Insect research and its contribution to society
You have conducted research on a wide range of insects and plants. Is there a research topic that you are particularly intent on pursuing?
For the moment, I would like to focus on researching insect defense mechanisms. I hope to examine the issue as to why certain pest species are increasing in number by elucidating their defensive behaviors against natural enemies.
Beyond that, I think it would be good if my research could contribute to society in an interesting way. Rather than contributing directly via my own research, I would be happy if another researcher or research group could apply my results to their own work. For example, research on insects could be useful for the biomimetics field, in which researchers engineer new products or devices by imitating nature, such as the structures, functions and forms of organisms. Research on insects could be utilized in such a field.
So your research results could be applied to the creation of robotics technology, for example?
That is also a possibility but let me give you another example. There is a species of beetle that lives in the desert. On misty mornings, this beetle is able to trap water from the air on the surface of its body and consume these droplets of moisture. The surface structure of this insect has been illuminated, and products such as sheets and bottles that can accumulate water even in a desert environment are being developed by physically recreating the surface structure.
Although this is not related to insects, geckos are able to climb slippery walls because the van der Waals force (i.e. the attraction between molecules) generated by the fine hairs on the soles of its feet enables it to stick to the surface. A new type of adhesive tape was actually developed by mimicking the hairs on the gecko’s feet.
Your research is a treasure trove of possibilities for biomimetics?
I am not able to come up with designs for these products myself as I do not have the engineering knowledge, however I hope my research can be used to create something useful for people.
In terms of social contribution, research into interactions between living things may be beneficial for the conservation of natural ecosystems. That is to say, if we can establish what kind of interactions exist between organisms; we can understand whether environmental factors will have a strong impact on the ecosystem. For example, some natural forests are able to protect themselves from invasive species. Even if an invasive insect species manages to enter the forest, there are animals that will consume it and the highly competitive native trees exclude invasive plant species.
In other words, the competition between organisms and the relationships between predators and prey are intertwined in such a complex way that species from outside are not able to participate. In addition to this, such rich forests also help to minimize the impact of species proliferation and extinction. Species interactions encompass competition and predator-prey relationships among a wide variety of species. By conducting research into these interactions, we can get a sense of the strength of a particular ecosystem and be able to explain it in a logical way.
It is a fascinating area of research. Thank you very much for your time.

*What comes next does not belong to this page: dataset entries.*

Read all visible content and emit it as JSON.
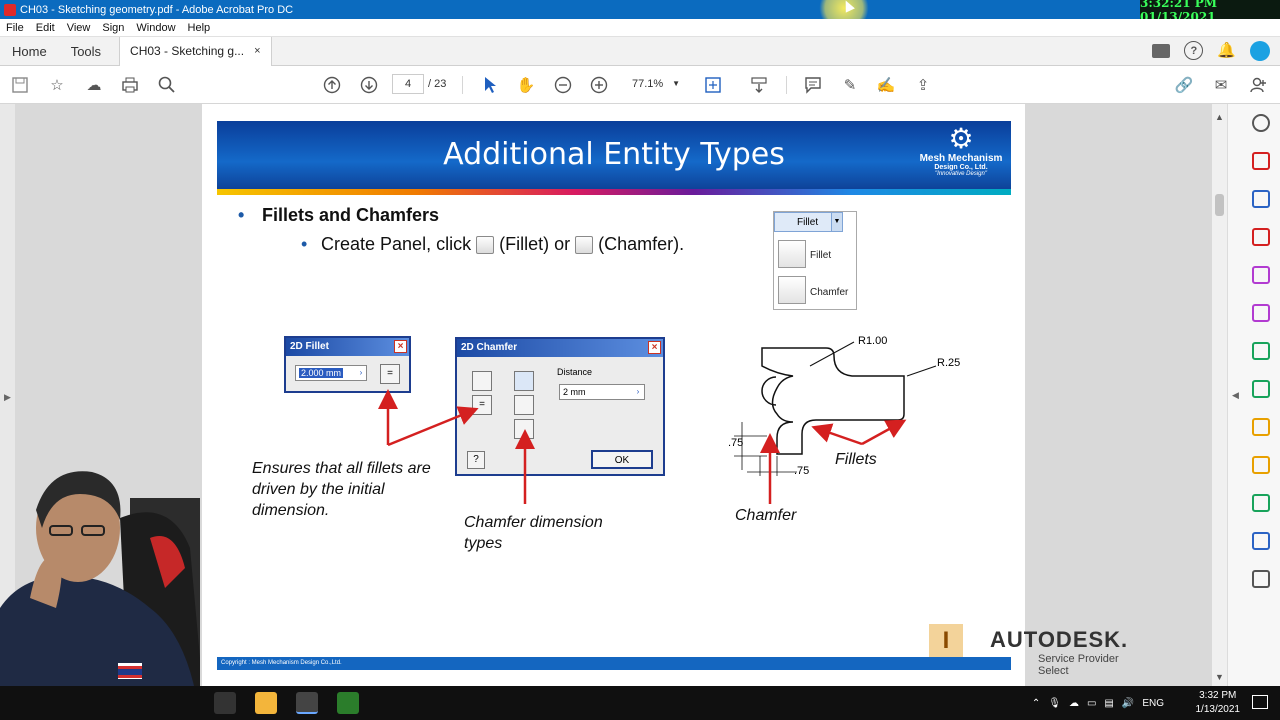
{
  "window": {
    "title": "CH03 - Sketching geometry.pdf - Adobe Acrobat Pro DC",
    "clock_overlay": "3:32:21 PM 01/13/2021"
  },
  "menu": [
    "File",
    "Edit",
    "View",
    "Sign",
    "Window",
    "Help"
  ],
  "tabs": {
    "home": "Home",
    "tools": "Tools",
    "document": "CH03 - Sketching g...",
    "close": "×"
  },
  "toolbar": {
    "page_current": "4",
    "page_total": "/ 23",
    "zoom": "77.1%"
  },
  "slide": {
    "title": "Additional Entity Types",
    "logo": {
      "line1": "Mesh Mechanism",
      "line2": "Design Co., Ltd.",
      "line3": "\"Innovative Design\""
    },
    "bullet1": "Fillets and Chamfers",
    "bullet2": {
      "before": "Create Panel, click",
      "mid": "(Fillet) or",
      "after": "(Chamfer)."
    },
    "fillet_dropdown": {
      "header": "Fillet",
      "options": [
        "Fillet",
        "Chamfer"
      ]
    },
    "fillet_dialog": {
      "title": "2D Fillet",
      "value": "2.000 mm",
      "equal_btn": "="
    },
    "chamfer_dialog": {
      "title": "2D Chamfer",
      "distance_label": "Distance",
      "distance_value": "2 mm",
      "ok": "OK",
      "help": "?",
      "equal_btn": "="
    },
    "annotations": {
      "fillet_note": "Ensures that all fillets are driven by the initial dimension.",
      "chamfer_types": "Chamfer dimension types",
      "fillets": "Fillets",
      "chamfer": "Chamfer"
    },
    "sketch_dims": {
      "r1": "R1.00",
      "r2": "R.25",
      "d1": ".75",
      "d2": ".75"
    },
    "footer": "Copyright : Mesh Mechanism Design Co.,Ltd.",
    "autodesk": {
      "name": "AUTODESK.",
      "sub": "Service Provider Select"
    }
  },
  "taskbar": {
    "lang": "ENG",
    "time": "3:32 PM",
    "date": "1/13/2021"
  }
}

Note: this article is also available as a PDF in Vol. 10 of the Kobe University Newsletter “Kaze” (April 2021).
Associate Professor SUGIURA Shinji (Graduate School of Agricultural Science)

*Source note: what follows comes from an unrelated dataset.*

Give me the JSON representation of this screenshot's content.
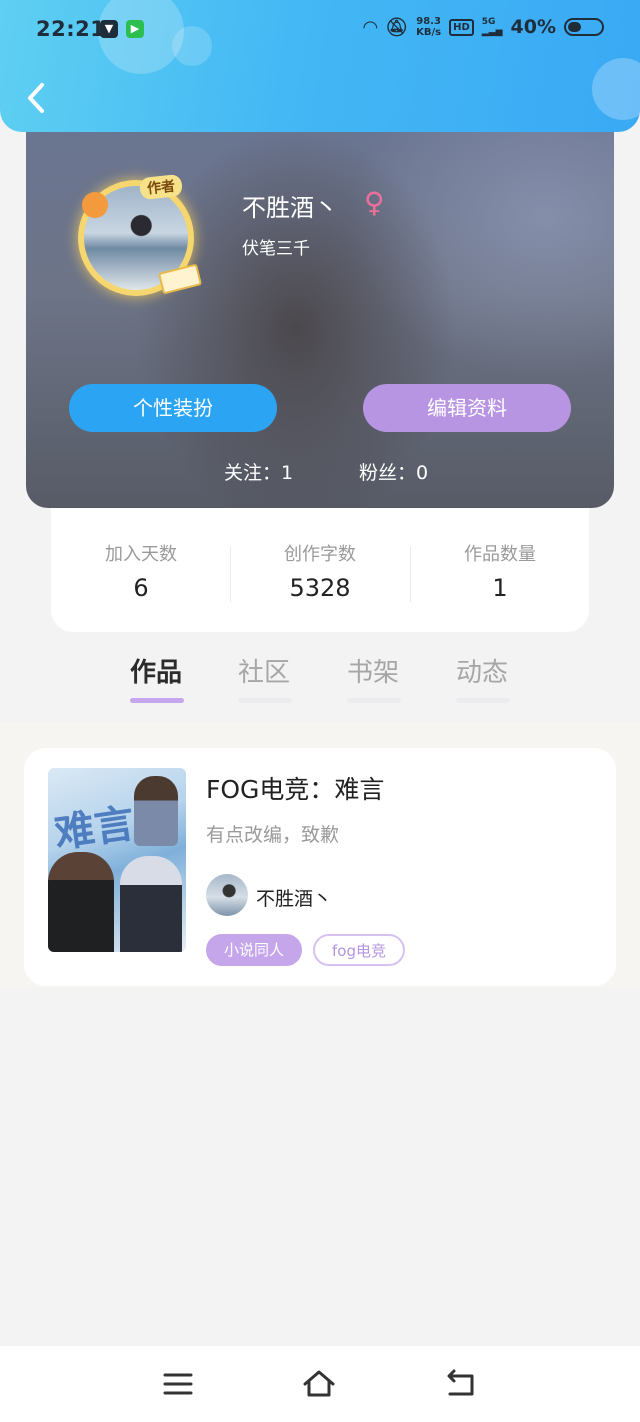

Dr. Sugiura graduated from Kyoto University in 2004. Before taking up his current position at Kobe University in 2013, he was a researcher at the Forestry and Forest Products Research Institute. He has received the 18th Denzaburo Miyadi Award from the Ecological Society of Japan and the Young Scientist Award from the Entomological Society of Japan for his work that has focused on the ecological roles of insects and species interactions. He is interested in insects’ interactions with various other organisms, including plants, birds, mammals, amphibians, fungi and slime molds.